Niedziela, choć początkowo deszczowa, nie wystraszyła uczestników wyprzedaży garażowej, organizowanej przez spółkę Rynex na targowisku przy ul. Rembielińskiego. Można było kupić przysłowiowe mydło i powidło, a sprzedawcy zapowiadali, że wrócą za tydzień.
Wyprzedaż garażowa odbyła się 3 lipca po raz pierwszy. Założeniem jest jednak, że co tydzień, w każdą niedzielę będzie można w godzinach od 9 do 15 wystawiać niepotrzebne nam rzeczy, albo kupić przedmioty, wystawiane przez sprzedających.
Na targowisku przy ul. Rembielińskiego już od 8 rano trwało wykładanie różności na stoiskach.

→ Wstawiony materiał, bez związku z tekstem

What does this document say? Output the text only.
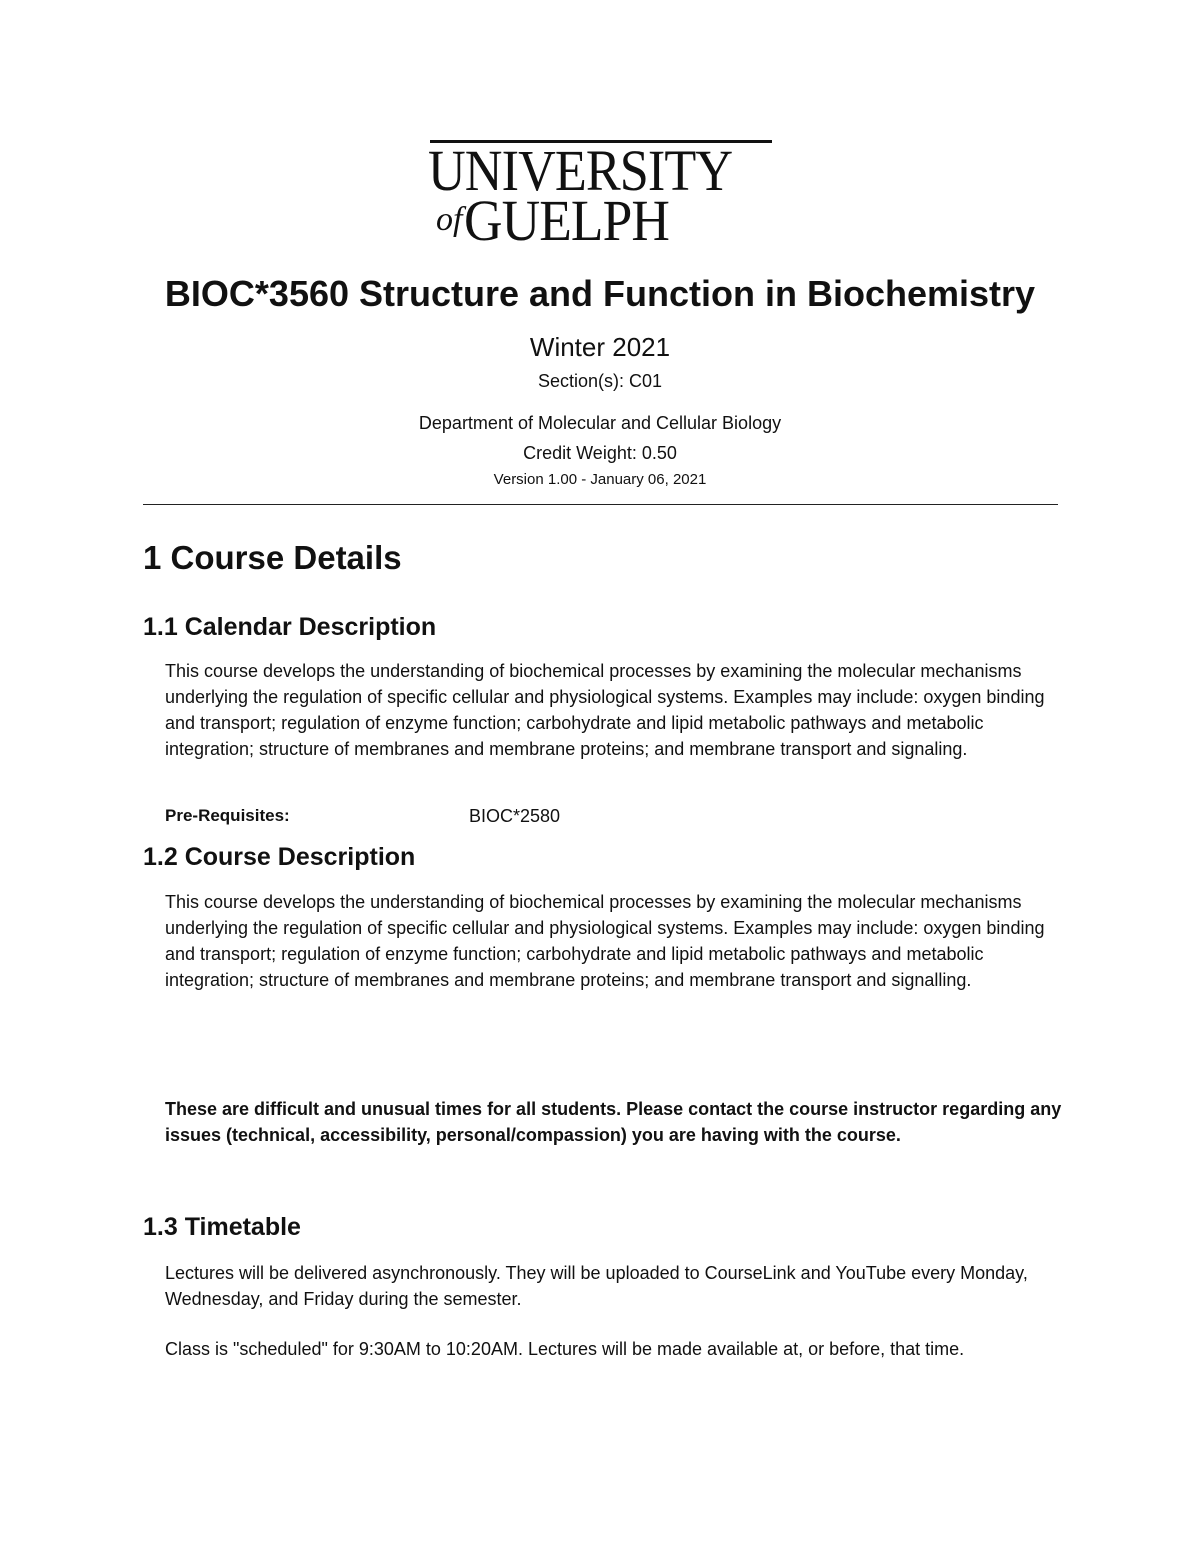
UNIVERSITY
ofGUELPH
BIOC*3560 Structure and Function in Biochemistry
Winter 2021
Section(s): C01
Department of Molecular and Cellular Biology
Credit Weight: 0.50
Version 1.00 - January 06, 2021
1 Course Details
1.1 Calendar Description
This course develops the understanding of biochemical processes by examining the molecular mechanisms underlying the regulation of specific cellular and physiological systems. Examples may include: oxygen binding and transport; regulation of enzyme function; carbohydrate and lipid metabolic pathways and metabolic integration; structure of membranes and membrane proteins; and membrane transport and signaling.
Pre-Requisites:	BIOC*2580
1.2 Course Description
This course develops the understanding of biochemical processes by examining the molecular mechanisms underlying the regulation of specific cellular and physiological systems. Examples may include: oxygen binding and transport; regulation of enzyme function; carbohydrate and lipid metabolic pathways and metabolic integration; structure of membranes and membrane proteins; and membrane transport and signalling.
These are difficult and unusual times for all students. Please contact the course instructor regarding any issues (technical, accessibility, personal/compassion) you are having with the course.
1.3 Timetable
Lectures will be delivered asynchronously. They will be uploaded to CourseLink and YouTube every Monday, Wednesday, and Friday during the semester.
Class is "scheduled" for 9:30AM to 10:20AM. Lectures will be made available at, or before, that time.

Były meble, rowery, rękodzieło z szyszek i malowane szklane butelki, piękna porcelana, pudełka i pudełeczka ozdabiane techniką decoupage, wazy, dzbany czy figurki. – Jesteśmy zadowoleni, było sporo kupujących, na pewno za tydzień również przyjedziemy – powiedział nam pan, który sprzedawał m.in. piękne pudełko na cygara.
W podobnym tonie wypowiadała się właścicielka stoiska „Bazarek na zwierzaki”, gdzie zysk ze sprzedaży przeznaczony był na pomoc dla psów i kotów. – Mieliśmy jechać do Raciąża, ale tutaj hala jest zadaszona, więc deszcz nie przeszkadza – usłyszeliśmy. – I dobrze, bo ludzi sporo, proponowali nawet, że przyniosą za tydzień od siebie rzeczy do sprzedaży, żeby pomóc zwierzętom – dodała płocczanka.
Sporo osób zainteresowało stoisko z płytami winylowymi. Co ciekawe, nie były to wyłącznie osoby starsze – niemal zabytkowe już czarne krążki wybierało sporo młodych osób. Oferta wszystkich stoisk była bardzo szeroka, pojawili się zarówno nowi sprzedawcy, jak i stali bywalcy targowiska, a także osoby prywatne, które chciały sprzedać zbędne przedmioty.
Kolejna wyprzedaż garażowa już za tydzień, w tych samych godzinach.